E quando ele se virou, parecendo estar distraído, a onça deu um salto em sua direção tentando abocanhá-lo. Porém o gato, num ágil saracoteio seguido de habilidoso salto, deslocou-se, fazendo a aluna estatelar-se fragorosamente no chão.

Desenxabida, querendo aparentar inocência, a onça, com voz sumida, disse-lhe: “Esse salto o professor não me ensinou!”
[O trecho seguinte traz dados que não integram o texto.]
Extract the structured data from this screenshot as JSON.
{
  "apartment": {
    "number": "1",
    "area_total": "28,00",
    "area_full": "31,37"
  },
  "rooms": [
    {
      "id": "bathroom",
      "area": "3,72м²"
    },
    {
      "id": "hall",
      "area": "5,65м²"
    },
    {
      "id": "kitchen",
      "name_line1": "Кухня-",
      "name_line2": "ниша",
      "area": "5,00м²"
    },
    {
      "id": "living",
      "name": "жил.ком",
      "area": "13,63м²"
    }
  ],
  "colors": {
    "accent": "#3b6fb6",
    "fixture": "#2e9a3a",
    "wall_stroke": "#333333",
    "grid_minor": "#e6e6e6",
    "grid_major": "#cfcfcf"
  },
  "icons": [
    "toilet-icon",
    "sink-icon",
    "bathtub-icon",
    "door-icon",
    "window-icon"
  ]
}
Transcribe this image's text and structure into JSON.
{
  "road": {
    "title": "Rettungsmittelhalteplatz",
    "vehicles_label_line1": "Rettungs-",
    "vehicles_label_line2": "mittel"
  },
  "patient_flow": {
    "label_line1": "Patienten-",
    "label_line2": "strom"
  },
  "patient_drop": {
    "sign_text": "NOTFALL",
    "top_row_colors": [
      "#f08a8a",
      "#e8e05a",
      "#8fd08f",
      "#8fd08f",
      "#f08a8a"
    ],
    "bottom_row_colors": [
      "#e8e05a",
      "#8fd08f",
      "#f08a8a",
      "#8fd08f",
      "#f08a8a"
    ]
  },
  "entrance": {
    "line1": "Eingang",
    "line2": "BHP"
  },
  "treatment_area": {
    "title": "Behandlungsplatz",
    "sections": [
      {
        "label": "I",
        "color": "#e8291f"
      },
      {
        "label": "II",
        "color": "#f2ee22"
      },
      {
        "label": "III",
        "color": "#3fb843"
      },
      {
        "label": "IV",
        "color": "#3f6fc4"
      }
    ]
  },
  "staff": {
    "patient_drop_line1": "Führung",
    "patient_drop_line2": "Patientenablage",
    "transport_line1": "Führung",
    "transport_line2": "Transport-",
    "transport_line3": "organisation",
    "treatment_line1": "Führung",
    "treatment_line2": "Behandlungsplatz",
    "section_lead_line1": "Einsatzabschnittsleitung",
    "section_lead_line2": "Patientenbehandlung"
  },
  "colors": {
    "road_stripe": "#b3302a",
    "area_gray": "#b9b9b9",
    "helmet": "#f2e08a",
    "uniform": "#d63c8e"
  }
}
E o gato, com as mãos na cintura, portando no rosto o sorriso cínico de quem já contava com a covarde intenção da inconfiável discípula, serenamente obtemperou:
“Este, querida prima, infelizmente não lhe pude ensinar; aliás, não há como ensinar! É privilégio inerente e exclusivo da minha raça. É o famoso PULO DO GATO!!!
    



Biografia:
- Moacyr Medeiros Alves, o Moa, como gosta de ser chamado, nasceu em Agudos (SP) em 08/03/1936, já órfão de pai -- seu pai faleceu 6 meses antes de seu nascimento. Sua mãe, viúva com 5 filhos, mudou-se em princípios de 1.940 para a capital do estado, indo morar em habitações coletivas, os chamados cortiços, no bairro do "Bixiga", onde ele passou a infância. Em dezembro de 1.950 o Moa, que já trabalhava desde os 9 anos de idade, ingressou como "office-boy" na organização Philips, empresa holandesa do ramo eletrônico. Trabalhando de dia e estudando de noite, conseguiu, com sacrifício, concluir o curso técnico de contabilidade. Em 1.959, aprovado em concurso público, entrou para o quadro de escriturários do Banco do Brasil onde trabalhou até 1.982, aposentando-se como gerente-adjunto da agência de Itararé (SP). Grande apreciador do cancioneiro popular brasileiro, do período que abrange a denominada "Época de Ouro" de nossa música, tem em sua discoteca, entre LPs e CDs, obras de quase todos os cantores e instrumentistas do tempo em que -- como dizia o radialista Rubens de Moraes Saremento -- "as fábricas de pandeiro davam lucro". Além de escrever "abobrinhas", como ele próprio define seus escritos, o Moa tem ainda como "hobby" a leitura e a fotografia.